À l’heure où la flambée du coût de la vie alimente les débats préélectoraux, une donnée revient souvent dans les comparaisons régionales : le tarif de l’électricité. Si la facture énergétique pèse lourd dans de nombreux foyers africains, la Côte d’Ivoire affiche un coût du kilowattheure (kWh) parmi les plus bas de l’Afrique de l’Ouest. Une performance saluée par les autorités, mais qui soulève aussi des questions sur la soutenabilité du système et la qualité du service.
Un tarif officiellement maîtrisé
Avec un prix moyen de 87 FCFA/kWh (soit environ 0,14 dollar US/kWh), la Côte d’Ivoire est, selon le ministère de l’Énergie, le pays où l’électricité est la moins chère de l’espace UEMOA. Ce tarif est bien en deçà de celui pratiqué au Mali (131 FCFA/kWh), au Burkina Faso (132 FCFA/kWh) ou encore au Sénégal (environ 130 FCFA/kWh).
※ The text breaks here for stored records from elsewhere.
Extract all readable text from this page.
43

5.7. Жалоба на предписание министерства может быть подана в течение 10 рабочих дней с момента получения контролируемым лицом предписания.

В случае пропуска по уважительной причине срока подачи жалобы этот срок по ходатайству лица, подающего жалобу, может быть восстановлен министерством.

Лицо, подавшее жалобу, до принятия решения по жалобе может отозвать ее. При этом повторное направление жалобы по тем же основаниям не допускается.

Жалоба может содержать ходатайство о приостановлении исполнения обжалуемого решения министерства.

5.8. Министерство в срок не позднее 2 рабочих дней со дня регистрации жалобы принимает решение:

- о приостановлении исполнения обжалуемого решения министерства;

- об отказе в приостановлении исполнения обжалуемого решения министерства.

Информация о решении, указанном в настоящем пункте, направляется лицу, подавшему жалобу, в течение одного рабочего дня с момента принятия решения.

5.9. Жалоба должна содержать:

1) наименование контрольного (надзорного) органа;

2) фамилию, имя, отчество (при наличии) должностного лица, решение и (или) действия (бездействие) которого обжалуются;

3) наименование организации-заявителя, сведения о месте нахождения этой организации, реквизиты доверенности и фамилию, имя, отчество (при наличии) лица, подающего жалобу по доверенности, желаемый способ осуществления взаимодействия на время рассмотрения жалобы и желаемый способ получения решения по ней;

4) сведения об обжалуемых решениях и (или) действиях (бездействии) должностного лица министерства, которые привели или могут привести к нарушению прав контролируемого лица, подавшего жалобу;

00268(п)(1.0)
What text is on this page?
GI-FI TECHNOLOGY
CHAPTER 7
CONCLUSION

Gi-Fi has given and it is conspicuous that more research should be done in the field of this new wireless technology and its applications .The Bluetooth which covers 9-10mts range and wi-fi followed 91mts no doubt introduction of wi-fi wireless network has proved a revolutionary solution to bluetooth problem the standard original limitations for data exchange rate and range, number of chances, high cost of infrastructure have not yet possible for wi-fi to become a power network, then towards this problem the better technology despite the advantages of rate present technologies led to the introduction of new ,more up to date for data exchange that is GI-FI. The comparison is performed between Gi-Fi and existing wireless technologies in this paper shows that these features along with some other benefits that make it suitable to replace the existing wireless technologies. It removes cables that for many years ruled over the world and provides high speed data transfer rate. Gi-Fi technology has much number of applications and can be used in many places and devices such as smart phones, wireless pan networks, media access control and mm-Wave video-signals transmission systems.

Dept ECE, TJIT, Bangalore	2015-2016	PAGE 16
Cette performance s’explique en partie par un mix énergétique bien diversifié, dominé par l’hydroélectricité (environ 42 % de la production) et complété par des centrales thermiques au gaz naturel, dont le pays dispose localement.
Une politique de subvention encore soutenue
Pour maintenir ces prix bas, l’État ivoirien continue de subventionner une partie du coût réel de l’électricité, notamment pour les abonnés domestiques à faibles revenus. Le Tarif social (catégorie « D ») reste en vigueur pour les ménages les plus modestes. Cette politique vise à garantir l’accès à l’énergie pour tous, dans un contexte de croissance démographique et d’urbanisation rapide.
Mais cette stratégie a un coût. En 2024, les subventions à la filière électrique ont dépassé plus de 100 milliards de FCFA, selon des données du Trésor. Un effort jugé nécessaire mais potentiellement difficile à maintenir à long terme, notamment face aux exigences des bailleurs internationaux qui appellent à une réforme tarifaire plus progressive.
Un service encore inégal selon les zones
Si le prix reste maîtrisé, la qualité de service demeure un défi, en particulier dans les zones rurales et les quartiers périphériques d’Abidjan. Coupures récurrentes, installations vétustes, délais de raccordement : les critiques ne manquent pas.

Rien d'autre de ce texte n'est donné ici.